Le 16 janvier 2018, l'accusé Dragisa Markovic, en qualité de fonctionnaire de police, aurait été mis à la disposition sans autorisation de l'autre personne qui constitue le secret officiel, de sorte que jusqu'à ce qu'il soit en service officiel à partir du site de l'événement, où même le meurtre d'Oliver Ivanovic avait eu lieu, dans le but de publier ou d'exploiter ces informations, en dehors du territoire de la République du Kosovo, rapportant à un fonctionnaire de police dans l'État de Serbie sans confirmation de la nouvelle que la nouvelle a maintenant été ressentie comme Oliver Ivanovic.
Selon l'accusation, le 16 janvier 2018, les accusés Dragisa Markovic et Zarko Jovanovovic, en qualité de personnes officielles, ont utilisé leur devoir officiel en ne s'acquittant pas des tâches légales nécessaires, de la sorte qu'après l'assassinat d'Oliver Ivanovics sont arrivés sur les lieux, et n'ont pas réussi à sécuriser la scène en permettant à d'autres personnes d'intervenir dans cet espace, ainsi que pour faire des preuves inexplorables dans les procédures officielles, manipulé avec eux, et ainsi cacher ceux initialement inculpés, Dragvic, dans la direction de l'événement, qui a été trouvé dans la scène de post-capitale qui a eu lieu par Jovanov, et a profité de l'autre scène de crime, et a repris l'autre scène de crime.

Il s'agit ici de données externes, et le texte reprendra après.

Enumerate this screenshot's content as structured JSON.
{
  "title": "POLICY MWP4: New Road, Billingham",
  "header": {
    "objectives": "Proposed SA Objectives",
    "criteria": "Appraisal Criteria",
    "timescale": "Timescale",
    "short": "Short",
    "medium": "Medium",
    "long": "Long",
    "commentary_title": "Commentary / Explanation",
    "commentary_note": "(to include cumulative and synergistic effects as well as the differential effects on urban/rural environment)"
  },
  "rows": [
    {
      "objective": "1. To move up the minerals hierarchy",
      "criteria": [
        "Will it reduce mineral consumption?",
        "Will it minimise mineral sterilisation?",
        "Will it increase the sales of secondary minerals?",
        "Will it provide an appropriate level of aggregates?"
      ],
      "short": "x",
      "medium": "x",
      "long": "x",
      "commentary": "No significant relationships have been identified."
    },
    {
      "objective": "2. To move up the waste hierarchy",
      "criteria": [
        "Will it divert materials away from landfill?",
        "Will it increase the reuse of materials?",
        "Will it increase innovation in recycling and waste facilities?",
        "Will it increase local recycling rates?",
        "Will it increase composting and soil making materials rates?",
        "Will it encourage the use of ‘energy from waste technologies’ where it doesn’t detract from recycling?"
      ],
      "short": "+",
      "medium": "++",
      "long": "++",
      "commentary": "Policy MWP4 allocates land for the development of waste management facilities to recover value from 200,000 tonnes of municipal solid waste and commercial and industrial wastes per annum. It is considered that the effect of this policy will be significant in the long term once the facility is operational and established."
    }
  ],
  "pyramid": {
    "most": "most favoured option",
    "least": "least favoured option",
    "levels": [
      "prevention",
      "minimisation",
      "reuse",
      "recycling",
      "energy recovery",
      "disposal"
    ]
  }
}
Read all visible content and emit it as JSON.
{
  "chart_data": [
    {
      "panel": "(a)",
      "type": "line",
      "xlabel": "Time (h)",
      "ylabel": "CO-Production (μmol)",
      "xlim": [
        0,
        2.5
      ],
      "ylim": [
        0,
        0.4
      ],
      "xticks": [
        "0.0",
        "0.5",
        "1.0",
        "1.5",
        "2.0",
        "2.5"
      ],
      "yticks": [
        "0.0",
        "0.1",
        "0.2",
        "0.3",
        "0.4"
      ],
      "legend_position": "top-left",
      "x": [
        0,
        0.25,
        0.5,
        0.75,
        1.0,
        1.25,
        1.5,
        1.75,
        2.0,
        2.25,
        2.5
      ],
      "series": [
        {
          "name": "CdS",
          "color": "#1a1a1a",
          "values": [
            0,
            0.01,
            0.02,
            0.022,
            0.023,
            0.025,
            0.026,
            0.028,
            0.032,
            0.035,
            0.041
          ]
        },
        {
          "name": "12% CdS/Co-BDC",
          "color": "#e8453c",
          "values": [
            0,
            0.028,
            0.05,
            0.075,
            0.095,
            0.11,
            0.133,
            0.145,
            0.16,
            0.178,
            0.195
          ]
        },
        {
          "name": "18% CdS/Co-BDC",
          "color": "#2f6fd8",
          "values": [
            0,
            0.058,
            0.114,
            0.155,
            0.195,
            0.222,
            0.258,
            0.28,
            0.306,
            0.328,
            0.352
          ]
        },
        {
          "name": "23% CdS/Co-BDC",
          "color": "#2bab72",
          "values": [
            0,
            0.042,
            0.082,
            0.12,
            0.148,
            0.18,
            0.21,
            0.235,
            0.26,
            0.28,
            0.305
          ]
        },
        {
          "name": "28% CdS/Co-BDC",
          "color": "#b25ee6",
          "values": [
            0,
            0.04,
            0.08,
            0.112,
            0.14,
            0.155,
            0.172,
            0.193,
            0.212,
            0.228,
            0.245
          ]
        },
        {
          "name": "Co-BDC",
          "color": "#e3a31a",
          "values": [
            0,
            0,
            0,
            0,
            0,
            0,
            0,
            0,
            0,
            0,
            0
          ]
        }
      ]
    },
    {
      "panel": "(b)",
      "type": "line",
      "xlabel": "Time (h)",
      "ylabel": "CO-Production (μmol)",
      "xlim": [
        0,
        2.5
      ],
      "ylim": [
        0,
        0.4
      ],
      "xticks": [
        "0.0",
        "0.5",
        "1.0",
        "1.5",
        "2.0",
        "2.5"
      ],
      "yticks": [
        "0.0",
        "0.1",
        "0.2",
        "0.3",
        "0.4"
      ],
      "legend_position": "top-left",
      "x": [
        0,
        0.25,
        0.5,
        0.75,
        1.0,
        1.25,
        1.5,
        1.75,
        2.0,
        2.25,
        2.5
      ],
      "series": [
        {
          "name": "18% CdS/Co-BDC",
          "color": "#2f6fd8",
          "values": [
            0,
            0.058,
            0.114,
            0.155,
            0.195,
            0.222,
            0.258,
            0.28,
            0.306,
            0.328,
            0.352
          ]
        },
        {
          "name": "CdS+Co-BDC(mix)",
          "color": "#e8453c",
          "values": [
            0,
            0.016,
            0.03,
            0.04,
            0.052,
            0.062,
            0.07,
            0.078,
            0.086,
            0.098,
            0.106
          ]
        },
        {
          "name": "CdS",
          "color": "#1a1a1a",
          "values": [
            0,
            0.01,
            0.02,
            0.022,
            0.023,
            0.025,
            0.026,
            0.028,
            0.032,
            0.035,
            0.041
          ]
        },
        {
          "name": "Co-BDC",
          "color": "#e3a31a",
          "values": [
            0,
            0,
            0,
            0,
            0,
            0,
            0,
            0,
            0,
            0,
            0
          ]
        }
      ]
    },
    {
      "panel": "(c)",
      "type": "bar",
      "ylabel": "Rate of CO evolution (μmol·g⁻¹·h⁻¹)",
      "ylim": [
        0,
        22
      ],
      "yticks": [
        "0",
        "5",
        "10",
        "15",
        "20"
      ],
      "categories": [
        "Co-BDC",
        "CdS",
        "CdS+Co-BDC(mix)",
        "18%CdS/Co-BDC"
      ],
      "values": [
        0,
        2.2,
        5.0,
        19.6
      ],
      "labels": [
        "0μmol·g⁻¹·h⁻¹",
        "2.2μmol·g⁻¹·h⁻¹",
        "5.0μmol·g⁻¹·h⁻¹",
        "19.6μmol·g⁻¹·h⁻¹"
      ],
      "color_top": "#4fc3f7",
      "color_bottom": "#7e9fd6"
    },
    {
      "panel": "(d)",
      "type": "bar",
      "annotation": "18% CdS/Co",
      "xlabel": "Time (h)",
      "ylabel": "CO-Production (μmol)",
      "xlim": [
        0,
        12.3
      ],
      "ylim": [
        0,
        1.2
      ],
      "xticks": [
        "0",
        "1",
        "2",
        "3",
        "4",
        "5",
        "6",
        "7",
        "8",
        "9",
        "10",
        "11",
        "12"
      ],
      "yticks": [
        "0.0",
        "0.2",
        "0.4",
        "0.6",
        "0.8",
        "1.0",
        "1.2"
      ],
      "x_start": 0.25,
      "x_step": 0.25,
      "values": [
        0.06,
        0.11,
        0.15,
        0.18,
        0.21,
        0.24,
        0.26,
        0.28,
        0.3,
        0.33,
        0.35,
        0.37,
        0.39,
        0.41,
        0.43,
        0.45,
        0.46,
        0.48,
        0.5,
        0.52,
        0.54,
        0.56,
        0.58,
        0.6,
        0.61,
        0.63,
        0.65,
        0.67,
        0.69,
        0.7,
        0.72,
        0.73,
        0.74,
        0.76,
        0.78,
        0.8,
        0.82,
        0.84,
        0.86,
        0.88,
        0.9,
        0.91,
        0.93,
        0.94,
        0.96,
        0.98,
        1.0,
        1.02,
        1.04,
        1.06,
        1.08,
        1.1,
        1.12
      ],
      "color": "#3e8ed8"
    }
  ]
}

Selon l'acte d'accusation, l'accusé Zarko Jovanovic avait délibérément et sciemment une arme en violation de ces armes, où, à la date du 10/02/2018, lors de la perquisition de logements et d'installations de surveillance et lors de la perquisition de la résidence de l'accusé, Zarko Jovanovic avait été trouvé et confisqué une arme de marquage TT de 7,62m avec un certain nombre de Crik-1769 et 9 tours de calibre 7,62m, que l'accusé avait obtenu sans autorisation.
De plus, dans l'acte d'accusation, l'accusé Nedelko Spasojevic aurait délibérément et sciemment détenu des armes en violation de la loi applicable concernant ces armes, où, à la date du 23.11.2018, vers 18 h 30 au cours de la mise en œuvre de l'ordre de contrôle par les membres de la police du Kosovo, au domicile des accusés Nedelko Spasojevic, ont été trouvés et saisis : un fusil de type Kalachnikov AK-47 de calibre 7,6239 mm, un clip AK-47 ainsi que 106 cartouches de calibre 62 x 39 mm, une grenade à main, une tige en caoutchouc, un trombal titan pour Kalachnikov, un gilet militaire que l'accusé possédait sans l'autorisation du corps compétent.